TiCDC synchronization progress stalls, sorter files increase dramatically

translator_bot · June 23, 2024, 2:34am

Note:
This topic has been translated from a Chinese forum by GPT and might contain errors.

Original topic: TiCDC同步进度停滞，sorter文件剧增

| username: dengqee

【TiDB Usage Environment】Production Environment
【TiDB Version】v5.3.0
【Encountered Problem】
When using CDC for incremental synchronization, the checkpoint occasionally stalls and sometimes suddenly catches up. This issue occurred again yesterday, with the checkpoint remaining unchanged and the checkpoint lag reaching 13 hours. Additionally, the sorter of two CDCs increased significantly.

【Reproduction Path】Operations performed that led to the issue
【Problem Phenomenon and Impact】
【Attachments】

Relevant logs, configuration files, Grafana monitoring (https://metricstool.pingcap.com/)
TiUP Cluster Display information
TiUP Cluster Edit config information
TiDB-Overview monitoring
Corresponding module Grafana monitoring (if any, such as BR, TiDB-binlog, TiCDC, etc.)
Corresponding module logs (including logs from 1 hour before and after the issue)

For questions related to performance optimization and fault troubleshooting, please download and run the script. Please select all and copy-paste the terminal output results for upload.

translator_bot · June 23, 2024, 2:34am

| username: h5n1 | Original post link

Check the cdc.log log, use cdc cli changefeed query -c xxx to query the status of the changefeed.
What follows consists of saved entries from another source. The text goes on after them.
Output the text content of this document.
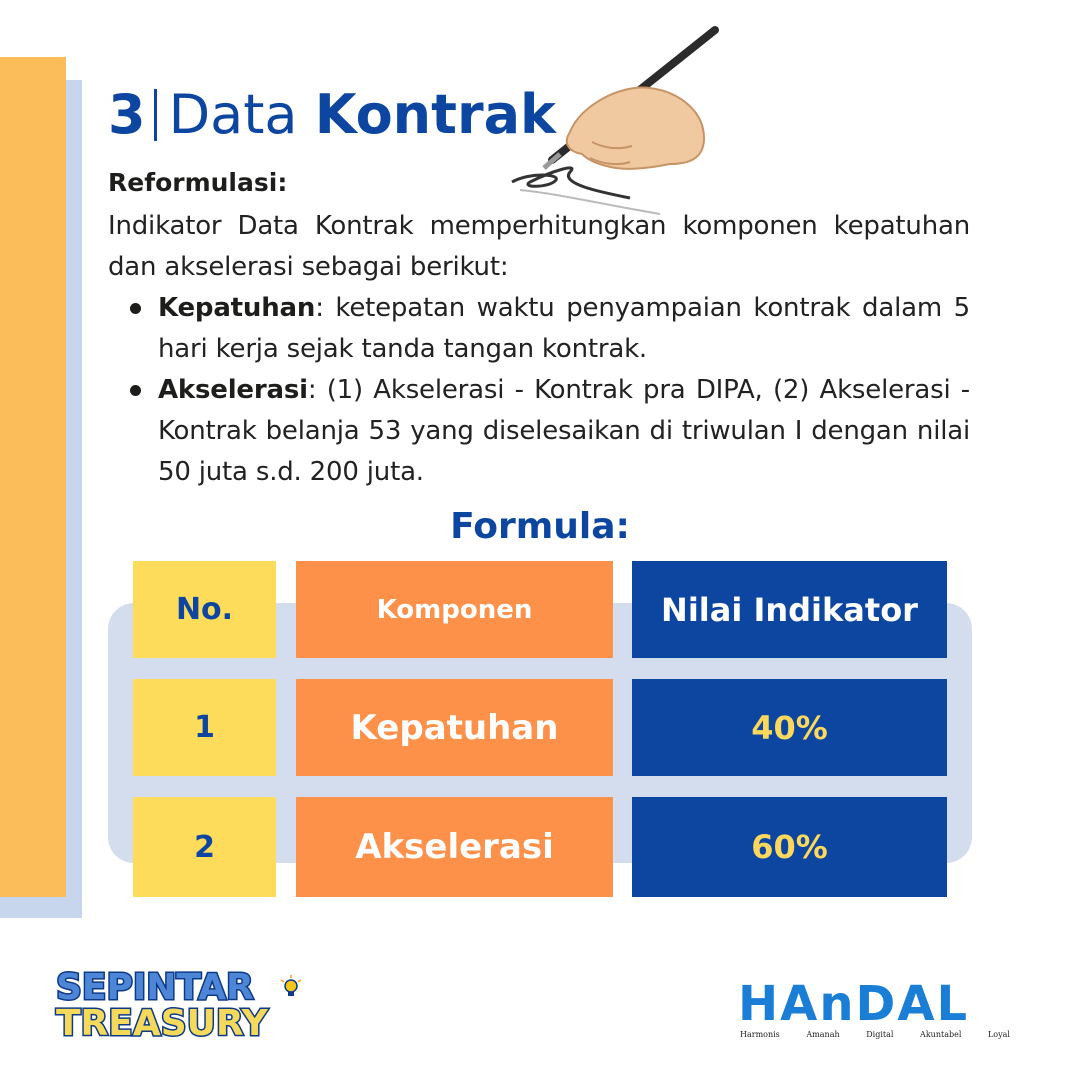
3 Data Kontrak
Reformulasi:
Indikator Data Kontrak memperhitungkan komponen kepatuhan dan akselerasi sebagai berikut:
Kepatuhan: ketepatan waktu penyampaian kontrak dalam 5 hari kerja sejak tanda tangan kontrak.
Akselerasi: (1) Akselerasi - Kontrak pra DIPA, (2) Akselerasi - Kontrak belanja 53 yang diselesaikan di triwulan I dengan nilai 50 juta s.d. 200 juta.
Formula:
No.	Komponen	Nilai Indikator
1	Kepatuhan	40%
2	Akselerasi	60%
SEPINTAR
TREASURY	HAnDAL
Harmonis	Amanah	Digital	Akuntabel	Loyal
translator_bot · June 23, 2024, 2:34am

| username: dengqee | Original post link

Yesterday’s query status was normal, and cdc.log kept showing “Unified Sorter: trying to create file backEnd.” Now the changefeed has failed, reporting this:
“message”: “[CDC:ErrGCTTLExceeded]the checkpoint-ts(436308863790350610) lag of the changefeed(simple-replication-task) has exceeded the GC TTL”

translator_bot · June 23, 2024, 2:34am

| username: dengqee | Original post link

Because there was a period when a table had 8 million rows of data deleted, it caused one CDC node to have a high load, and the speed of flushing to the downstream couldn’t keep up. Then the checkpointTs of that node didn’t change and there were no errors reported. Is there any way to optimize this? Additionally, the network bandwidth from upstream to downstream is only 100M.

translator_bot · June 23, 2024, 2:34am

| username: asddongmen | Original post link

The v5.3.0 version of CDC does not support large transactions. It is recommended that when using CDC for synchronization, the transaction size should not exceed 100MB; otherwise, it will severely slow down the synchronization process and may eventually lead to synchronization failure. If possible, consider using the v6.1.1 version of CDC and enable the large transaction splitting feature, which can effectively solve the above problem.

translator_bot · June 23, 2024, 2:34am

| username: system | Original post link

This topic was automatically closed 60 days after the last reply. New replies are no longer allowed.